24 Mar Italia Oggi: Cybersecurity e pmi nuova frontiera della consulenza
Il rischio cybersecurity è oggi una delle principali sfide per il tessuto imprenditoriale italiano, e non riguarda più soltanto grandi aziende o pubbliche amministrazioni. Anche le PMI sono sempre più esposte: secondo il Cisco Cybersecurity Readiness Index 2025, il 33% delle PMI italiane ha subito almeno un attacco informatico nell’ultimo anno, mentre l’80% segnala una significativa carenza di specialisti in sicurezza informatica. Nonostante ciò, il 97% delle aziende prevede di aggiornare o ristrutturare le proprie soluzioni di cybersecurity entro i prossimi due anni.
Tra le principali vulnerabilità emergono l’utilizzo di hardware e software obsoleti, la mancata disattivazione di funzionalità non necessarie, strumenti di protezione non aggiornati e un uso non governato dell’intelligenza artificiale. A questi elementi si aggiunge la necessità di rafforzare le competenze interne e sviluppare collaborazioni con partner specializzati.
In questo contesto, il ruolo degli studi legali si sta evolvendo rapidamente, passando dalla gestione ex post degli incidenti a una funzione più ampia di prevenzione e governance integrata del rischio.
Sul tema, il recente articolo pubblicato su Italia Oggi, raccoglie i punti di vista di alcune/i professioniste/i di law firm italiane.

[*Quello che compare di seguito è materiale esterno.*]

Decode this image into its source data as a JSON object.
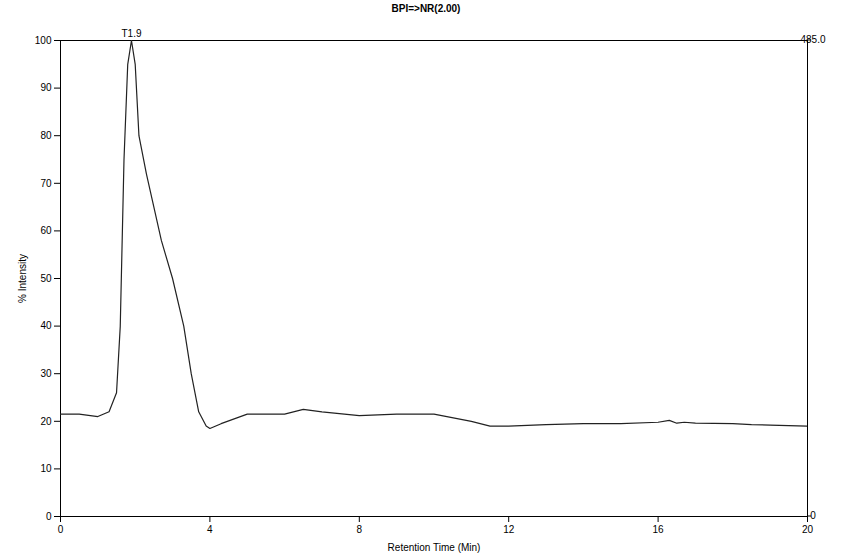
{
  "chart_data": {
    "type": "line",
    "title": "BPI=>NR(2.00)",
    "x_label": "Retention Time (Min)",
    "y_label": "% Intensity",
    "x": [
      0,
      0.5,
      1.0,
      1.3,
      1.5,
      1.6,
      1.7,
      1.8,
      1.9,
      2.0,
      2.1,
      2.3,
      2.5,
      2.7,
      3.0,
      3.3,
      3.5,
      3.7,
      3.9,
      4.0,
      4.3,
      5,
      6,
      6.5,
      7,
      8,
      9,
      10,
      11,
      11.5,
      12,
      13,
      14,
      15,
      16,
      16.3,
      16.5,
      16.7,
      17,
      18,
      18.5,
      19,
      20
    ],
    "values": [
      21.5,
      21.5,
      21,
      22,
      26,
      40,
      75,
      95,
      100,
      95,
      80,
      72,
      65,
      58,
      50,
      40,
      30,
      22,
      19,
      18.5,
      19.5,
      21.5,
      21.5,
      22.5,
      22,
      21.2,
      21.5,
      21.5,
      20,
      19,
      19,
      19.3,
      19.5,
      19.5,
      19.8,
      20.2,
      19.6,
      19.8,
      19.6,
      19.5,
      19.3,
      19.2,
      19
    ],
    "color": "#222222",
    "xlim": [
      0,
      20
    ],
    "xticks": [
      0,
      4,
      8,
      12,
      16,
      20
    ],
    "ylim": [
      0,
      100
    ],
    "yticks": [
      0,
      10,
      20,
      30,
      40,
      50,
      60,
      70,
      80,
      90,
      100
    ],
    "y2lim": [
      0,
      485
    ],
    "y2ticks": [
      0,
      {
        "value": 485,
        "label": "485.0"
      }
    ],
    "annotations": [
      {
        "text": "T1.9",
        "x": 1.9,
        "y": 100
      }
    ],
    "grid": false
  }
}
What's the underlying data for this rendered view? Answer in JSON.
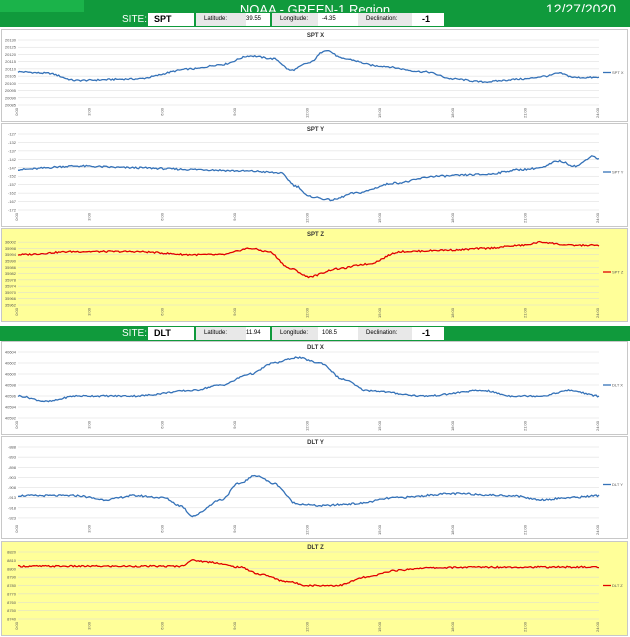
{
  "header": {
    "title": "NOAA - GREEN-1 Region",
    "date": "12/27/2020"
  },
  "sites": [
    {
      "site_label": "SITE:",
      "site": "SPT",
      "lat_label": "Latitude:",
      "lat": "39.55",
      "lon_label": "Longitude:",
      "lon": "-4.35",
      "dec_label": "Declination:",
      "dec": "-1"
    },
    {
      "site_label": "SITE:",
      "site": "DLT",
      "lat_label": "Latitude:",
      "lat": "11.94",
      "lon_label": "Longitude:",
      "lon": "108.5",
      "dec_label": "Declination:",
      "dec": "-1"
    }
  ],
  "chart_data": [
    {
      "type": "line",
      "title": "SPT X",
      "series": [
        {
          "name": "SPT X",
          "color": "#3572b8"
        }
      ],
      "ylim": [
        20085,
        20130
      ],
      "yticks": [
        20085,
        20090,
        20095,
        20100,
        20105,
        20110,
        20115,
        20120,
        20125,
        20130
      ],
      "x": [
        "0:00",
        "3:00",
        "6:00",
        "9:00",
        "12:00",
        "15:00",
        "18:00",
        "21:00",
        "24:00"
      ],
      "key": [
        [
          0,
          20108
        ],
        [
          0.05,
          20107
        ],
        [
          0.1,
          20102
        ],
        [
          0.2,
          20103
        ],
        [
          0.3,
          20110
        ],
        [
          0.35,
          20113
        ],
        [
          0.4,
          20119
        ],
        [
          0.44,
          20117
        ],
        [
          0.47,
          20109
        ],
        [
          0.5,
          20114
        ],
        [
          0.53,
          20123
        ],
        [
          0.56,
          20117
        ],
        [
          0.62,
          20112
        ],
        [
          0.7,
          20108
        ],
        [
          0.75,
          20103
        ],
        [
          0.8,
          20101
        ],
        [
          0.87,
          20103
        ],
        [
          0.91,
          20105
        ],
        [
          0.93,
          20107
        ],
        [
          0.96,
          20104
        ]
      ]
    },
    {
      "type": "line",
      "title": "SPT Y",
      "series": [
        {
          "name": "SPT Y",
          "color": "#3572b8"
        }
      ],
      "ylim": [
        -172,
        -127
      ],
      "yticks": [
        -127,
        -132,
        -137,
        -142,
        -147,
        -152,
        -157,
        -162,
        -167,
        -172
      ],
      "x": [
        "0:00",
        "3:00",
        "6:00",
        "9:00",
        "12:00",
        "15:00",
        "18:00",
        "21:00",
        "24:00"
      ],
      "key": [
        [
          0,
          -148
        ],
        [
          0.1,
          -146
        ],
        [
          0.2,
          -147
        ],
        [
          0.3,
          -148
        ],
        [
          0.4,
          -149
        ],
        [
          0.45,
          -150
        ],
        [
          0.48,
          -158
        ],
        [
          0.5,
          -164
        ],
        [
          0.54,
          -166
        ],
        [
          0.58,
          -162
        ],
        [
          0.65,
          -156
        ],
        [
          0.72,
          -152
        ],
        [
          0.8,
          -151
        ],
        [
          0.87,
          -148
        ],
        [
          0.9,
          -147
        ],
        [
          0.93,
          -143
        ],
        [
          0.96,
          -146
        ],
        [
          0.99,
          -140
        ],
        [
          1,
          -142
        ]
      ]
    },
    {
      "type": "line",
      "title": "SPT Z",
      "series": [
        {
          "name": "SPT Z",
          "color": "#e00000"
        }
      ],
      "ylim": [
        35962,
        36004
      ],
      "yticks": [
        35962,
        35966,
        35970,
        35974,
        35978,
        35982,
        35986,
        35990,
        35994,
        35998,
        36002
      ],
      "x": [
        "0:00",
        "3:00",
        "6:00",
        "9:00",
        "12:00",
        "15:00",
        "18:00",
        "21:00",
        "24:00"
      ],
      "key": [
        [
          0,
          35994
        ],
        [
          0.1,
          35996
        ],
        [
          0.2,
          35996
        ],
        [
          0.3,
          35994
        ],
        [
          0.35,
          35994
        ],
        [
          0.4,
          35998
        ],
        [
          0.43,
          35996
        ],
        [
          0.47,
          35985
        ],
        [
          0.5,
          35980
        ],
        [
          0.55,
          35985
        ],
        [
          0.6,
          35988
        ],
        [
          0.66,
          35996
        ],
        [
          0.75,
          35997
        ],
        [
          0.8,
          35998
        ],
        [
          0.87,
          36000
        ],
        [
          0.9,
          36002
        ],
        [
          0.95,
          36000
        ],
        [
          1,
          36000
        ]
      ]
    },
    {
      "type": "line",
      "title": "DLT X",
      "series": [
        {
          "name": "DLT X",
          "color": "#3572b8"
        }
      ],
      "ylim": [
        40592,
        40604
      ],
      "yticks": [
        40592,
        40594,
        40596,
        40598,
        40600,
        40602,
        40604
      ],
      "x": [
        "0:00",
        "3:00",
        "6:00",
        "9:00",
        "12:00",
        "15:00",
        "18:00",
        "21:00",
        "24:00"
      ],
      "key": [
        [
          0,
          40596
        ],
        [
          0.05,
          40595
        ],
        [
          0.1,
          40596
        ],
        [
          0.2,
          40596
        ],
        [
          0.3,
          40597
        ],
        [
          0.35,
          40598
        ],
        [
          0.4,
          40600
        ],
        [
          0.44,
          40602
        ],
        [
          0.48,
          40603
        ],
        [
          0.52,
          40602
        ],
        [
          0.56,
          40599
        ],
        [
          0.6,
          40597
        ],
        [
          0.7,
          40596
        ],
        [
          0.8,
          40597
        ],
        [
          0.85,
          40596
        ],
        [
          0.9,
          40596
        ],
        [
          0.95,
          40597
        ],
        [
          1,
          40596
        ]
      ]
    },
    {
      "type": "line",
      "title": "DLT Y",
      "series": [
        {
          "name": "DLT Y",
          "color": "#3572b8"
        }
      ],
      "ylim": [
        -925,
        -888
      ],
      "yticks": [
        -888,
        -893,
        -898,
        -903,
        -908,
        -913,
        -918,
        -923
      ],
      "x": [
        "0:00",
        "3:00",
        "6:00",
        "9:00",
        "12:00",
        "15:00",
        "18:00",
        "21:00",
        "24:00"
      ],
      "key": [
        [
          0,
          -912
        ],
        [
          0.1,
          -912
        ],
        [
          0.15,
          -914
        ],
        [
          0.2,
          -912
        ],
        [
          0.25,
          -913
        ],
        [
          0.28,
          -917
        ],
        [
          0.3,
          -922
        ],
        [
          0.35,
          -914
        ],
        [
          0.38,
          -906
        ],
        [
          0.41,
          -902
        ],
        [
          0.44,
          -906
        ],
        [
          0.48,
          -916
        ],
        [
          0.52,
          -917
        ],
        [
          0.58,
          -916
        ],
        [
          0.65,
          -913
        ],
        [
          0.75,
          -911
        ],
        [
          0.85,
          -912
        ],
        [
          0.9,
          -914
        ],
        [
          0.95,
          -913
        ],
        [
          1,
          -912
        ]
      ]
    },
    {
      "type": "line",
      "title": "DLT Z",
      "series": [
        {
          "name": "DLT Z",
          "color": "#e00000"
        }
      ],
      "ylim": [
        8740,
        8820
      ],
      "yticks": [
        8740,
        8750,
        8760,
        8770,
        8780,
        8790,
        8800,
        8810,
        8820
      ],
      "x": [
        "0:00",
        "3:00",
        "6:00",
        "9:00",
        "12:00",
        "15:00",
        "18:00",
        "21:00",
        "24:00"
      ],
      "key": [
        [
          0,
          8803
        ],
        [
          0.1,
          8803
        ],
        [
          0.2,
          8803
        ],
        [
          0.28,
          8803
        ],
        [
          0.3,
          8810
        ],
        [
          0.33,
          8808
        ],
        [
          0.38,
          8802
        ],
        [
          0.42,
          8793
        ],
        [
          0.46,
          8785
        ],
        [
          0.5,
          8780
        ],
        [
          0.55,
          8780
        ],
        [
          0.6,
          8790
        ],
        [
          0.65,
          8798
        ],
        [
          0.7,
          8801
        ],
        [
          0.8,
          8802
        ],
        [
          0.9,
          8802
        ],
        [
          1,
          8802
        ]
      ]
    }
  ]
}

Tra questi è stato intervistato anche il nostro founding partner Luca Tufarelli:
«Con l’avvento delle direttive e dei regolamenti DORA, NIS, CRA e AI Act, il tema della sicurezza e resilienza dei sistemi informativi e di rete è diventato di primaria importanza per le imprese e per le altre entità che forniscono servizi critici ed essenziali per il funzionamento della società civile», continua l’avv. Tufarelli «Il tema non riguarda solo i soggetti individuati dalle disposizioni comunitarie e nazionali, ma anche i loro fornitori, poiché uno dei punti centrali della disciplina è il controllo dell’intera catena di fornitura, soprattutto quando coinvolge «funzioni essenziali o importanti» (cfr. definizioni di DORA). Anche pmi e studi legali, quindi, sono chiamati a garantire il rispetto di tali obblighi quando collaborano con questi soggetti. Non soltanto sotto il profilo della cybersecurity in senso stretto, ma anche in termini di resilienza, ossia nella capacità di reagire a eventuali blocchi dei sistemi e di ripristinare rapidamente la piena operatività. In questo contesto, il ricorso al cloud e alle protezioni fisiche offerte dalle reti consente di adottare soluzioni scalabili ed economicamente sostenibili anche per gli operatori di dimensioni più contenute. Il nostro studio ha ricevuto una forte e crescente richiesta dalle pmi per effettuare audit integrati che coinvolgessero sia il lato legale che quello squisitamente tecnologico. In tale scenario abbiamo stipulato degli accordi di partnership con primari operatori del mercato della cybersecurity per poter rispondere alla richiesta che non si limiti al l’analisi del problema ma che offra anche una soluzione con un approccio integrato che guarda sia alla compliance che all’implementazione operativa».